Multidisciplinary teams can take may forms, varying from the tightly organized and necessarily hierarchical surgical theatre team in which the role of each member is clearly defined and unchanging, to loosely knit groups in other types of health service in which only some of those attending meetings about patients regard what is taking place as a team event. For the purposes of discussion of the types of multidisciplinary teamwork increasingly to be found in the mental health services, it is useful to differentiate between multidisciplinary practice, familiar to many generations of mental health workers, and the more recently evolved multidisciplinary teamwork. Both of these styles of work have many variations, but they both have some key features that need to be recognized by those involved.
In multidisciplinary practice the consultant or most senior doctor present at clinical meetings or 'ward rounds' is accepted by all as the leader of the group, and listens to (and usually depends upon) the views of the senior nurses and other health professionals who may or may not be present. But the decisions about treatment and management are clearly acknowledged to be the responsibility of the doctors present. In most settings the only essential attendees at these meetings are the doctors and nurses; attendance of other health professionals is usually welcomed and valued, but they are not regarded as necessary members of the group.

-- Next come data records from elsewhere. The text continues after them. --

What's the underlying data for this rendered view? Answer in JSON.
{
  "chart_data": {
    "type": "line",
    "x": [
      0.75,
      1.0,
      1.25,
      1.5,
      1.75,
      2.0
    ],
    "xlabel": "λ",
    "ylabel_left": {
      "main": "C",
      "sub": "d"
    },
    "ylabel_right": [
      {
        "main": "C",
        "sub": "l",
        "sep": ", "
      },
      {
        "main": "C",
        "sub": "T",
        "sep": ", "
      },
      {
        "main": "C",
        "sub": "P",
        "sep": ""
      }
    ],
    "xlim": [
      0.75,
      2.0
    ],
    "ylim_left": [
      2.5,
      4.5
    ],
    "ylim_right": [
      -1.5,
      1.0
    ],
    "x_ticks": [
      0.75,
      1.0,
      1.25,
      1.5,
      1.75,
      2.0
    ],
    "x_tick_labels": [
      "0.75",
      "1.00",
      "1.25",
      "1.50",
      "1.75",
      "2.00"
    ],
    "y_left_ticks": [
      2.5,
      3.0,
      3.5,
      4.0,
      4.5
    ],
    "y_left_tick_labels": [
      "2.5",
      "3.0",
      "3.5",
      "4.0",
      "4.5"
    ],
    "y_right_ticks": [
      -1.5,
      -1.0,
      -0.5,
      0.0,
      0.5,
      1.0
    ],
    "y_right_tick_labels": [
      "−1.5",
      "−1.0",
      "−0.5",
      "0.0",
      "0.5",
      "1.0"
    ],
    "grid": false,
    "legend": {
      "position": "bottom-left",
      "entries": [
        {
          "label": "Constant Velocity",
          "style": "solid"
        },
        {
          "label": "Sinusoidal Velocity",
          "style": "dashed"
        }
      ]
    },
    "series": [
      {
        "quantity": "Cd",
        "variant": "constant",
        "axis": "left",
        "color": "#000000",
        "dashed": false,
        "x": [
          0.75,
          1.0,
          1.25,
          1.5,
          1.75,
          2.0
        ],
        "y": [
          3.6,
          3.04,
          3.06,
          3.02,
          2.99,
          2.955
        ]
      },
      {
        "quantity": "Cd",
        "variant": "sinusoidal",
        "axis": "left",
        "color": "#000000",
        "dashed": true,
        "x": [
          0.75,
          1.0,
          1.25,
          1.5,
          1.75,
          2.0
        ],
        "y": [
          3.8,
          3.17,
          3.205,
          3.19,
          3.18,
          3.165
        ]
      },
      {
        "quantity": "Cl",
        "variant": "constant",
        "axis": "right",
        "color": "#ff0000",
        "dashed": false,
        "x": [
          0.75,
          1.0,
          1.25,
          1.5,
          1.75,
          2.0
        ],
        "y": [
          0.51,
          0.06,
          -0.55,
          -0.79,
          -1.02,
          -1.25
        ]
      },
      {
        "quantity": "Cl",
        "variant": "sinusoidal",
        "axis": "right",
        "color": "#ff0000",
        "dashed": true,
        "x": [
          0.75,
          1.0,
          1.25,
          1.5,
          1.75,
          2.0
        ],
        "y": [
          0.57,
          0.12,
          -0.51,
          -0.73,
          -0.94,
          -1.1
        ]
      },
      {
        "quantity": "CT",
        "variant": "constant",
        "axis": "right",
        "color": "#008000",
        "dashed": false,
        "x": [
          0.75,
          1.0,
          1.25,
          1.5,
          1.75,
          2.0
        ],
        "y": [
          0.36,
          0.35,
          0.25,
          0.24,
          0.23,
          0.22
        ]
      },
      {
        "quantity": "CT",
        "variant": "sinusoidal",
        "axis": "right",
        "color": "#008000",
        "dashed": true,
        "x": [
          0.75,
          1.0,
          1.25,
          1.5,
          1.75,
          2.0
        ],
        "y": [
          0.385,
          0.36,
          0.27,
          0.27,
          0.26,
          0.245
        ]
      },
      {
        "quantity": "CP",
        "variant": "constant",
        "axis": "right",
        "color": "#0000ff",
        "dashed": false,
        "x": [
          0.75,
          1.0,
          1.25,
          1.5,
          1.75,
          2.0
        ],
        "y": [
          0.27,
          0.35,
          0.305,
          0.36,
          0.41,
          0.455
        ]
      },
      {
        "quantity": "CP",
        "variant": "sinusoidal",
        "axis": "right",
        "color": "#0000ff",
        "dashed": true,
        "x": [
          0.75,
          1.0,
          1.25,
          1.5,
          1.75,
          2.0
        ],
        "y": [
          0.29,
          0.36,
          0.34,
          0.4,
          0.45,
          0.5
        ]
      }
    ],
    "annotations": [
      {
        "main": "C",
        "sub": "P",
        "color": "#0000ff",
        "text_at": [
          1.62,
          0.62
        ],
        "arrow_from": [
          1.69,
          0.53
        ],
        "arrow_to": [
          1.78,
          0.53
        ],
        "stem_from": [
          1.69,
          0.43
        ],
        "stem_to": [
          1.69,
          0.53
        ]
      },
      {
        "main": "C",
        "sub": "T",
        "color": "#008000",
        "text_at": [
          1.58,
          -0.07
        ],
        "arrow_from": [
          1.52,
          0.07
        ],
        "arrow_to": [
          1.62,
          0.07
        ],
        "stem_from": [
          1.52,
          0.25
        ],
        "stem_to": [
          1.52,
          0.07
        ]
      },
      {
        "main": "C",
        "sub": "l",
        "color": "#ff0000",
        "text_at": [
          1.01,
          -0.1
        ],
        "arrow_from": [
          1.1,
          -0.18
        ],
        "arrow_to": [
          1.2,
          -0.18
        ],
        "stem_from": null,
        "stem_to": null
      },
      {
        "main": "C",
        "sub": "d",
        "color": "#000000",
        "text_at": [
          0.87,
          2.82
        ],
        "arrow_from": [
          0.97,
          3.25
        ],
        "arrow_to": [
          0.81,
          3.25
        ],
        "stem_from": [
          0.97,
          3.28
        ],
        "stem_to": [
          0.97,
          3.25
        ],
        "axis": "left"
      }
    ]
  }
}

Multidisciplinary teamwork has probably developed in response to a marked increase in the numbers of social workers, occupational therapists, clinical psychologists, and others, in those medical services in which patients and families with multiple needs are the rule rather than the exception. Clinical skills and techniques that were not previously available are now available, and the health professionals offering these expect quite naturally to be given increased personal and professional recognition; this can usually be found as a member of a multidisciplinary team of the sort described here. The most fully developed style of multidisciplinary teamwork involves a very significant commitment of professional time by each member so that all the team meetings can be attended, in addition to the time spent directly with the patient and family.
Some sharing of responsibilities and blurring of roles is needed, but each member also must be seen as retaining the professional skills of their parent discipline. Role blurring is most obvious in the information-gathering and information-sharing phases of assessment, and in the team discussions that lead to agreement about the content of a care programme.